Ação de convalidação de procuração em causa própria com prazo determinado

Publicado em . Elaborado em .

O outorgante de procuração em causa própria estabeleceu prazo certo para a transferência de imóvel, em violação à lei, a qual determina que esta espécie de mandato é irrevogável. Os outorgados, desejando utilizar-se do mandato para a quitação do imóvel junto ao Sistema Financeiro da Habitação, ajuizaram a presente ação para ver convalidada a procuração, por tempo indeterminado.

EXMO(A) SR(A) DR(A) JUIZ(A) DE DIREITO DA VARA CÍVEL DA COMARCA DE FORTALEZA(CE).

AÇÃO ORDINÁRIA

J C G, brasileiro, casado, despachante, portador da ident. N.º ...., inscrito no CIC sob o n.º ... e sua mulher A M M G, brasileira, casada, de prendas do lar, inscrita no CIC sob o n.º ..., portadora da ident. ..., ambos residentes e domiciliados na rua ...., nesta urbe, vêm, à presença de V. EX.ª, com o devido respeito e súpero acatamento, por intermédio de seu advogado, in fine subscrito (m.i - doc. 1), com fulcro no art. 1.317, I, da Lei 3.071/16 (antigo CC) e art. 639 do Codex Civil Adjetivo, propor, como de fato propõe, a presente AÇÃO DE CONVALIDAÇÃO DE MANDATO outorgado por S P S, brasileiro, divorciado, analista de sistemas, portador da ident. ..., inscrito no CIC sob o n.º ... que se encontra em local incerto e ignorado, pelos motivos fáticos e jurídicos na dianteira circunstancialmente expendidos:


SINOPSE FÁTICA

Em 29 de março do ano de 1996, os autores, adquiriram do mandatário (S P S), pela quantia de R$ 5.000,00 (cinco mil reais), através de procuração pública (doc. 2) em causa própria (in rem propriam) (1), as chaves do imóvel situado na rua ...., nesta capital, que ora serve de moradia aos promoventes.

De fato Excelência, os autores encontram-se na posse mansa e pacífica do supramencionado imóvel, há mais de seis anos e, ao longo de todo esse tempo, vêm pagando as prestações, impostos e taxas condominiais como verdadeiros possuidores, como de fato o são (docs. 3/4/5/6).
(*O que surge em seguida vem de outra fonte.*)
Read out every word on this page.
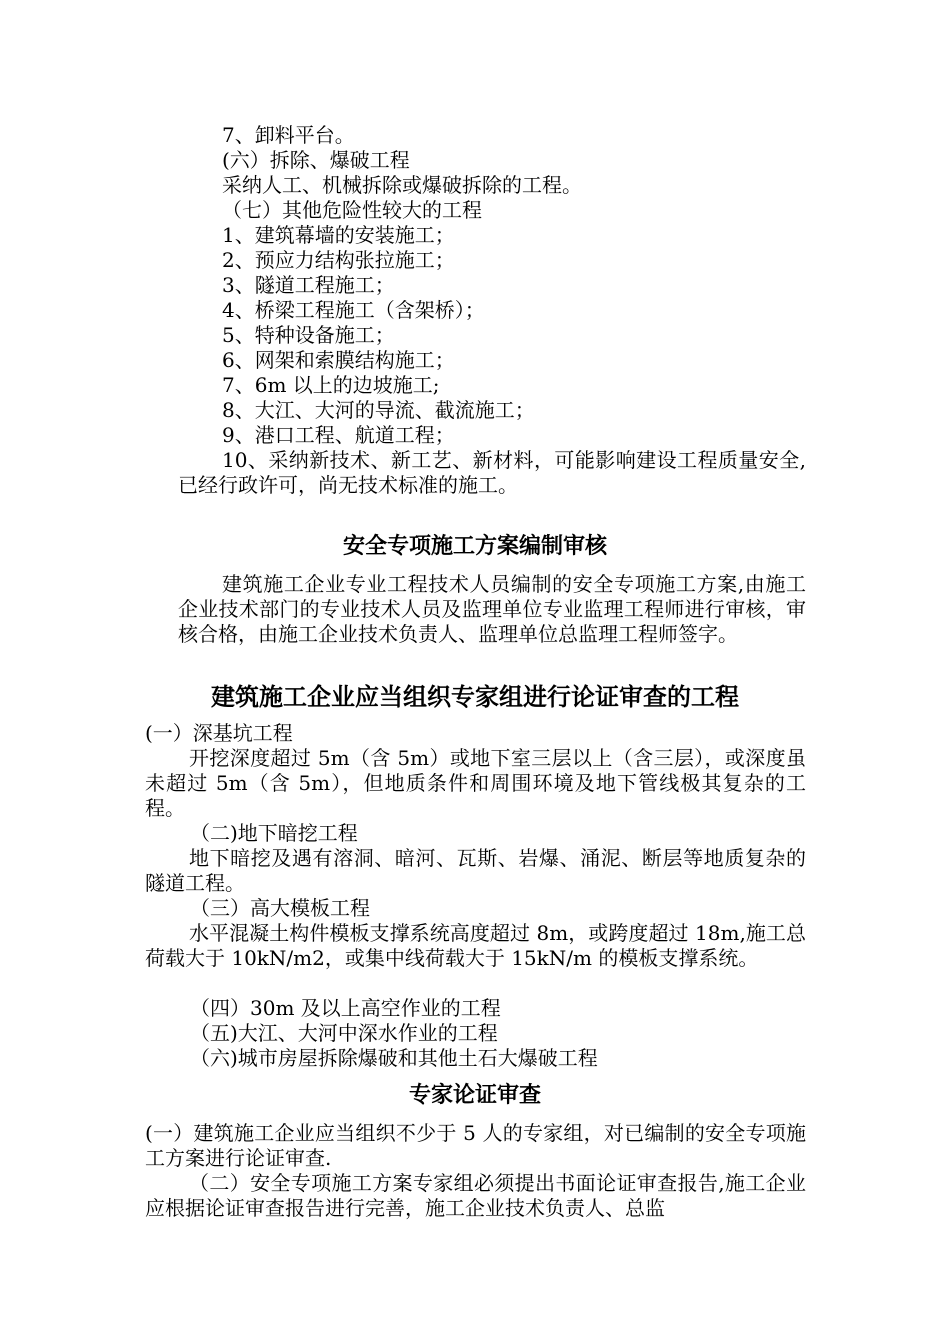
7、卸料平台。

(六）拆除、爆破工程

采纳人工、机械拆除或爆破拆除的工程。

（七）其他危险性较大的工程

1、建筑幕墙的安装施工；

2、预应力结构张拉施工；

3、隧道工程施工；

4、桥梁工程施工（含架桥）；

5、特种设备施工；

6、网架和索膜结构施工；

7、6m 以上的边坡施工;

8、大江、大河的导流、截流施工；

9、港口工程、航道工程；

10、采纳新技术、新工艺、新材料，可能影响建设工程质量安全,已经行政许可，尚无技术标准的施工。

安全专项施工方案编制审核

建筑施工企业专业工程技术人员编制的安全专项施工方案,由施工企业技术部门的专业技术人员及监理单位专业监理工程师进行审核，审核合格，由施工企业技术负责人、监理单位总监理工程师签字。

建筑施工企业应当组织专家组进行论证审查的工程

(一）深基坑工程

开挖深度超过 5m（含 5m）或地下室三层以上（含三层），或深度虽未超过 5m（含 5m），但地质条件和周围环境及地下管线极其复杂的工程。

（二)地下暗挖工程

地下暗挖及遇有溶洞、暗河、瓦斯、岩爆、涌泥、断层等地质复杂的隧道工程。

（三）高大模板工程

水平混凝土构件模板支撑系统高度超过 8m，或跨度超过 18m,施工总荷载大于 10kN/m2，或集中线荷载大于 15kN/m 的模板支撑系统。

（四）30m 及以上高空作业的工程

（五)大江、大河中深水作业的工程

（六)城市房屋拆除爆破和其他土石大爆破工程

专家论证审查

(一）建筑施工企业应当组织不少于 5 人的专家组，对已编制的安全专项施工方案进行论证审查.

（二）安全专项施工方案专家组必须提出书面论证审查报告,施工企业应根据论证审查报告进行完善，施工企业技术负责人、总监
Ocorre que, os autores ao vislumbrarem a possibilidade de quitar o imóvel com o uso do FGTS, dirigiram-se ao credor hipotecário do mesmo, in casu a CEF (Caixa Econômica Federal), tendo lá constatado que o prazo de validade da procuração encontrava-se vencido, já que o mandato estipulava um prazo de 03 anos de validade(doc.2).

A validade do referido instrumento dentro do prazo aludido foi uma exigência do mandante que, de forma alguma, encontra qualquer amparo legal como adiante restará cabalmente demonstrado.

Desde então, envidaram todos os esforços possíveis para localizar o outorgante do instrumento procuratório, não obtendo qualquer sucesso em tal empreitada.

Não lhes restou outra alternativa, senão a de, perante esse Douto Juízo, convalidar o instrumento procuratório na forma da lei.


DO DIREITO

È cediço que o mandato é, antes de tudo, "um contrato sinalagmático, que requer a coexistência de duas vontades: a do mandante, que determina as instruções, e a do mandatário que as aceita" (2)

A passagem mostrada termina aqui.